Evidence that ATP-dependent Ca2+ transport in rat parotid microsomal membranes requires charge compensation.

ATP-dependent Ca2+ transport was investigated in a rat parotid microsomal-membrane preparation enriched in endoplasmic reticulum. Ca2+ uptake, in KCl medium, was rapid, linear with time up to 20 s, and unaffected by the mitochondrial inhibitors NaN3 and oligomycin.
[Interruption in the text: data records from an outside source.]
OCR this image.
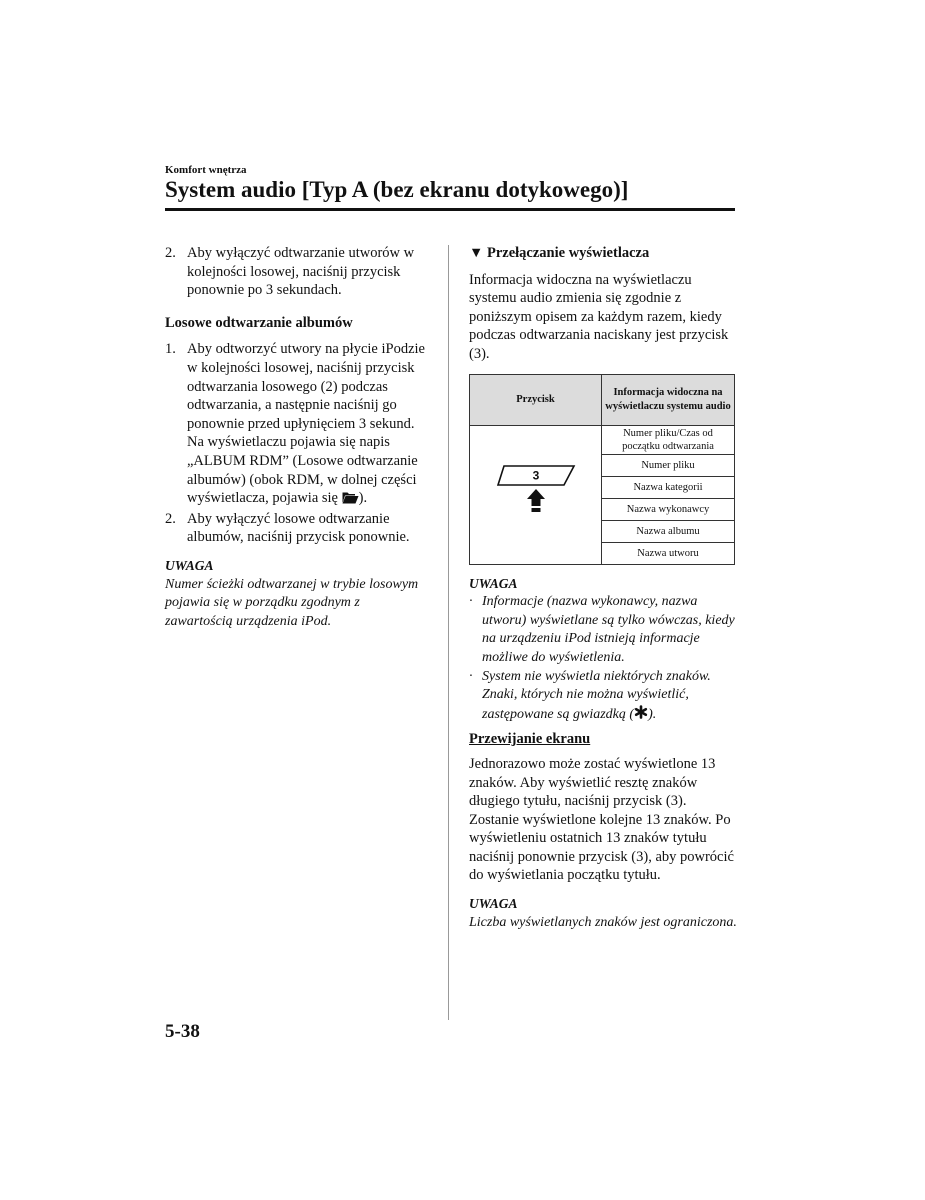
Komfort wnętrza
System audio [Typ A (bez ekranu dotykowego)]
2. Aby wyłączyć odtwarzanie utworów w kolejności losowej, naciśnij przycisk ponownie po 3 sekundach.
Losowe odtwarzanie albumów
1. Aby odtworzyć utwory na płycie iPodzie w kolejności losowej, naciśnij przycisk odtwarzania losowego (2) podczas odtwarzania, a następnie naciśnij go ponownie przed upłynięciem 3 sekund. Na wyświetlaczu pojawia się napis „ALBUM RDM” (Losowe odtwarzanie albumów) (obok RDM, w dolnej części wyświetlacza, pojawia się ).
2. Aby wyłączyć losowe odtwarzanie albumów, naciśnij przycisk ponownie.
UWAGA
Numer ścieżki odtwarzanej w trybie losowym pojawia się w porządku zgodnym z zawartością urządzenia iPod.
▼ Przełączanie wyświetlacza
Informacja widoczna na wyświetlaczu systemu audio zmienia się zgodnie z poniższym opisem za każdym razem, kiedy podczas odtwarzania naciskany jest przycisk (3).
Przycisk	Informacja widoczna na wyświetlaczu systemu audio

3	Numer pliku/Czas od początku odtwarzania
	Numer pliku
	Nazwa kategorii
	Nazwa wykonawcy
	Nazwa albumu
	Nazwa utworu
UWAGA
· Informacje (nazwa wykonawcy, nazwa utworu) wyświetlane są tylko wówczas, kiedy na urządzeniu iPod istnieją informacje możliwe do wyświetlenia.
· System nie wyświetla niektórych znaków. Znaki, których nie można wyświetlić, zastępowane są gwiazdką ( ).
Przewijanie ekranu
Jednorazowo może zostać wyświetlone 13 znaków. Aby wyświetlić resztę znaków długiego tytułu, naciśnij przycisk (3). Zostanie wyświetlone kolejne 13 znaków. Po wyświetleniu ostatnich 13 znaków tytułu naciśnij ponownie przycisk (3), aby powrócić do wyświetlania początku tytułu.
UWAGA
Liczba wyświetlanych znaków jest ograniczona.
5-38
This Ca2+ uptake followed Michaelis-Menten kinetics, and was of high affinity (Km approximately 38 nM) and high capacity (approximately 30 nmol/min per mg of protein). In the presence of oxalate, Ca2+ uptake continued to increase for at least 5 min, reaching an intravesicular accumulation approx. 10 times higher than without oxalate. Ca2+ uptake was dependent on univalent cations in the order K+ = Na+ greater than trimethylammonium+ greater than mannitol and univalent anions in the order Cl- greater than acetate- greater than Br- = gluconate- = NO3- greater than SCN-. Ca2+ uptake was not elevated if membranes were incubated in the presence of a lipophilic anion (NO3-) and carbonyl cyanide p-trifluoromethoxyphenylhydrazone. Ca2+ transport was altered by changes in the K+-diffusion potential of the membranes. A relatively negative K+-diffusion potential increased the initial rate of Ca2+ accumulation, whereas a relatively positive potential decreased Ca2+ accumulation. In the presence of an outwardly directed K+ gradient, nigericin had no effect on Ca2+ uptake. In aggregate, these studies suggest that the ATP-dependent Ca2+-transport mechanism present in rat parotid microsomal membranes exhibits an electrogenic Ca2+ flux which requires the movement of other ions for charge compensation.